OUATE ET VERRE

OUATE ET VERRE

28.2.13

jusqu'à la ceinture

NEIGENEIGENEIGENEIGENEIGENEIGE

j'étais jusqu'aux genoux
dans la big congère
j'étais juste con,
et j'essayais d'avancer

NEIGENEIGENEIGENEIGENEIGENEIGE

marche ou crève
de froid, de blanc
j'étais jusqu'aux genoux 
dans la big congère 

NEIGENEIGENEIGENEIGENEIGENEIGE

j'étais juste con
et j'essayais d'avancer
quand c'putain d'hiver 
m'a avalée 

NEIGENEIGENEIGENEIGENEIGENEIGE

c'est que la neige
a gagné


25.2.13

mon naufrage, c'est de la vieillesse

c'est fou
ce mal au cou
chuis à genou
bou hou bou hou

c'est fou
mon pauvre genou
n'est plus très mou
ouh ouh ouh ouh

c'est fou
mon naufrage où
tout est mildiou
pfiou pfiou pfiou pfiou

22.2.13

LES DENTS DE L'AMER

Pour le Défi du samedi :

Henri avait déjà décidé de prendre sa retraite quand le toubib lui dit que sa santé pouvait devenir fragile s’il continuait son boulot, alors il n’hésita pas à suivre les conseils Après tout, cela faisait trois cent soixante-six ans qu’il crachait le feu et il était bien temps que quelqu’un d’autre prenne la relève.
Ses écailles étaient encore verdâtres, sa queue longue et encore féroce, et une fois son boulot terminé, sa santé habituelle et monstrueuse fut vite rétablie. Il aimait bien rester au lit le matin au lieu de pointer dans la forêt pour incendier le chevalier occasionnel qui passait. C’était un point d’honneur chez la brigade, depuis cet acte terroriste du minable crétin qu’on appelait Saint Georges. Henri et ses copains montaient encore la garde, d’une vengeance fière meurtrière pour leur camarade tombé.
Maintenant, le matin, Henri avait le temps de prendre un deuxième café, parcourir Le Monde, faire les sodokus et téléphoner à sa tante Lucille pour prendre de ses nouvelles.
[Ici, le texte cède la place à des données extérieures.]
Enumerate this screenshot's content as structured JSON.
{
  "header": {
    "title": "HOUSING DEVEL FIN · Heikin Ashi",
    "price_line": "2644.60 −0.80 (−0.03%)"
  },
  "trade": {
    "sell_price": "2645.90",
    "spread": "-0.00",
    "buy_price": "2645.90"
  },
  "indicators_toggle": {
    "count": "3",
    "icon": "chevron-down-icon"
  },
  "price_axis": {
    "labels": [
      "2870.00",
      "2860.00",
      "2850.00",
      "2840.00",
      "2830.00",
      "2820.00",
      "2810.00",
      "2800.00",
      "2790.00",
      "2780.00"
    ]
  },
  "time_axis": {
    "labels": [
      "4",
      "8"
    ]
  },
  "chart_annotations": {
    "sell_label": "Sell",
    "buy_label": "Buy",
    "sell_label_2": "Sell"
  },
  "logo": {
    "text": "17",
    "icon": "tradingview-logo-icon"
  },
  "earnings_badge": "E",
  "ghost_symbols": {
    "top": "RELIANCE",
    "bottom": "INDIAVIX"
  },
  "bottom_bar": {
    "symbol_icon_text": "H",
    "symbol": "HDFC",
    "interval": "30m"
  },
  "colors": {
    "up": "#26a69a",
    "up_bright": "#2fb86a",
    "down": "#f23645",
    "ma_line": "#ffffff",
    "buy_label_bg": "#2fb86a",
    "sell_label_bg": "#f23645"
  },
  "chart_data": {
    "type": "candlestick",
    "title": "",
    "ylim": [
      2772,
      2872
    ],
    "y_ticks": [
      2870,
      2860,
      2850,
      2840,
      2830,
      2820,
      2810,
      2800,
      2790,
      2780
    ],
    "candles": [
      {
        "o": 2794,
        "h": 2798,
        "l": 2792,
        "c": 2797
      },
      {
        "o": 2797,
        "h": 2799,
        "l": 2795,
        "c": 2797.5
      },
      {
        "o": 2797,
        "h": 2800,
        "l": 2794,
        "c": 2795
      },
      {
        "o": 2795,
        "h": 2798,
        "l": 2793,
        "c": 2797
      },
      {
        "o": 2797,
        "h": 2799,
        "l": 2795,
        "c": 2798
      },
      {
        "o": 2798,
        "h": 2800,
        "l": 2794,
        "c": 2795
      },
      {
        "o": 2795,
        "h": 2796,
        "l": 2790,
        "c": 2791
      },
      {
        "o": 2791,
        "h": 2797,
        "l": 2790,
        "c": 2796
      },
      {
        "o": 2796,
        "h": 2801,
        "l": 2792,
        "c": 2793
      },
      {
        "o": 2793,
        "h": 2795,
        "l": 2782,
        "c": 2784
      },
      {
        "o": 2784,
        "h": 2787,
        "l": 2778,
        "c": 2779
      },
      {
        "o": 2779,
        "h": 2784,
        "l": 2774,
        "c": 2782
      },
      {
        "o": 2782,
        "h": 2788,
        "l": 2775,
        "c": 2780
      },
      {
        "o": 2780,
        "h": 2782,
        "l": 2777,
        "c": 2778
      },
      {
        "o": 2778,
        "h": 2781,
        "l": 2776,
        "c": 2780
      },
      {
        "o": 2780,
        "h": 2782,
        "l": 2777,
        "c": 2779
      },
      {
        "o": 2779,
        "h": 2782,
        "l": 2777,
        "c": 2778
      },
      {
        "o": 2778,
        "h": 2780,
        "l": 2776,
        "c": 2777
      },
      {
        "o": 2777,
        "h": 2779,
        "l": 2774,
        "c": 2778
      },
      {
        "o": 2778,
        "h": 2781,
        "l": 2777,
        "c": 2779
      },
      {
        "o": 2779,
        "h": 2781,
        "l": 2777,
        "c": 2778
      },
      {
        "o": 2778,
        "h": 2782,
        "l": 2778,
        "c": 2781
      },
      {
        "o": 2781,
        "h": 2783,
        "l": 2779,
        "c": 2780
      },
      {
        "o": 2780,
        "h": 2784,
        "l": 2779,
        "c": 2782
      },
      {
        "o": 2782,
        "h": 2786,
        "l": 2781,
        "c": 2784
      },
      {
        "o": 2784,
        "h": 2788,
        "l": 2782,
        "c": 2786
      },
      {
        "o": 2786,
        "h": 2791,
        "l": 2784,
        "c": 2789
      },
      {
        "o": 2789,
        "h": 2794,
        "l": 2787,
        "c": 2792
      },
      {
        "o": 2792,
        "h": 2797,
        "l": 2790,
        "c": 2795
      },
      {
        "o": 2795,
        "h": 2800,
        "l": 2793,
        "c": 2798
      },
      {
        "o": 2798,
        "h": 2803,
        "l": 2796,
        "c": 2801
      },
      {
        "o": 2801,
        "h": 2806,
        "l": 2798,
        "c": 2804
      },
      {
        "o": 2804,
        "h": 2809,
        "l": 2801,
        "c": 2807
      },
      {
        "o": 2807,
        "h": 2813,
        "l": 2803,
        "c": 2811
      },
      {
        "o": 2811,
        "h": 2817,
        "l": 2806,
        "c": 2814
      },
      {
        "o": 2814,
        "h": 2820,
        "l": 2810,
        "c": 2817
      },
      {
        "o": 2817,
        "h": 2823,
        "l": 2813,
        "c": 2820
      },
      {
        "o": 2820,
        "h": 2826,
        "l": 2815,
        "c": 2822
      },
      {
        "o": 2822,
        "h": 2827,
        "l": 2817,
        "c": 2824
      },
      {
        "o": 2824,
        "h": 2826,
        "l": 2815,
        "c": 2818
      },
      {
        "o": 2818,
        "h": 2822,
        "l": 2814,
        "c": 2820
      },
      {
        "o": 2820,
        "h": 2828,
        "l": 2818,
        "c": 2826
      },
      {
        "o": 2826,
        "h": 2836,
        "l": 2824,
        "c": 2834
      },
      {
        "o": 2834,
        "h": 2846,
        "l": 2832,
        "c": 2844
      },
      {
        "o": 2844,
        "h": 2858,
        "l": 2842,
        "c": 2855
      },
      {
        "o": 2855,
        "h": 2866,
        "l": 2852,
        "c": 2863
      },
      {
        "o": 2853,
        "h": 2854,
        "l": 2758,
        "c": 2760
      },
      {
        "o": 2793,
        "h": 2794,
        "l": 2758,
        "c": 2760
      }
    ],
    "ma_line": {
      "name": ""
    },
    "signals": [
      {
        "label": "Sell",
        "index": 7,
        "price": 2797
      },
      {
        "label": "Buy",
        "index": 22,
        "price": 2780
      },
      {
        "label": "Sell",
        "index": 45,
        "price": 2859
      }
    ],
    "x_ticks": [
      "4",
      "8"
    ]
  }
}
L’après-midi, il jouait trois fois par semaine à la pétanque avec ses camarades Restif le Chimère et Ulysse la Licorne.
Récemment, Henri avait même décidé de remplir ses autres heures en faisant du free-lance…quelques barbecues ci et là, des fêtes d’anniversaire des gamins – cela leur changeait des trucs MacDo - et ainsi de suite. Henri aimait se sentir encore utile à la communauté et, en peu de temps, devint très demandé.
Un jour le téléphone sonna et Henri pensait tout de suite que sa tante Lucille avait eu un malaise. Mais la voix féminine à l’autre bout du fil n’était pas celle de sa tante bien-aimée. C’était une autre.
-          Allô, bonjour, Henri Crache-Flammes à l’appareil. Que puis-je pour vous ?
-          C’est vous le dragon ?
-          Lui-même, madame. Je vous écoute.
-          Ici, c’est Gwendolyn de Latour. J’ai un problème, je me demandais si vous pouviez m’aider ?
-          Je crois bien, répondit Henri. Dites-moi ce que vous voulez que je fasse.
-          Il vaudrait mieux que vous veniez voir pour vous-même.
Henri nota rapidement l’adresse et puis chercha son sacoche qui contenait son portable ; son permis d’intermittent ;  un manuel de secours, au cas où ; deux ou trois biscuits pour les chiens - fort utiles s’il fallait en distraire un ou deux, les chiens ne s’entendaient jamais avec les dragons, et les plus idiots se faisaient parfois rôtir devant les yeux de leur maîtresse horrifiée - et quelques pastilles pour la gorge, s’il avait un peu post-feu. Puis il se rendit au 587 rue de la Tour.
Il vit bien devant lui le grand escalier que Gwendolyn lui avait décrit, l’escalier que le gnome du village utilisait chaque nuit pour aller faire le voyeur à la fenêtre de cette demoiselle dans la grande tour. Normalement, Gwendolyn aurait aimé une telle attention masculine, mais le gnome était moche, hideusement poilu, et pas très friqué et Gwendolyn savait bien qu’elle pouvait mieux faire. Voilà pourquoi il fallait qu’Henri détruise l’escalier…afin que quelqu’un d’autre de plus agile et vaillant vienne admirer les atouts de sa jeune cliente.
Trois heures plus tard, et au trente-sixième essai, Henri avait déjà avalé toutes ses pastilles et deux des biscuits pour les chiens – ayant raté l’heure du thé – mais  il ne pouvait absolument plus essayer de faire fondre le fer de l’escalier. C’était trop résistant. Mais au lieu d’admettre qu’il n’était peut-être plus au niveau – après tout, il avait une réputation à protéger ! – il fouilla dans le manuel pour trouver une solution…Ah oui, le célèbre manœuvre légendaire… le Coup de Mâchoire…il ne l’avait jamais essayé, mais trouva que c’était bien le moment !
-          Et cha, ch’est quand j’ai déchidé de mordre dedans, expliqua ce pauvre Henri à son dentiste le lendemain matin.

l'escalier

19.2.13

Les maisons qui penchaient à droite

Pour Mil et une :


Chaim Soutine.  Les maisons.


Les maisons qui penchaient à droite, routine,
Regardaient toujours d’une horreur mutine
Le va-et-vient de leur houleuse voisine :
Cette mer fougueuse, et libertine.

Elles maudissaient ce qu’elle rapportait :
Du n’importe quoi - des saletés,
Des coquilles douteuses, de rudes galets.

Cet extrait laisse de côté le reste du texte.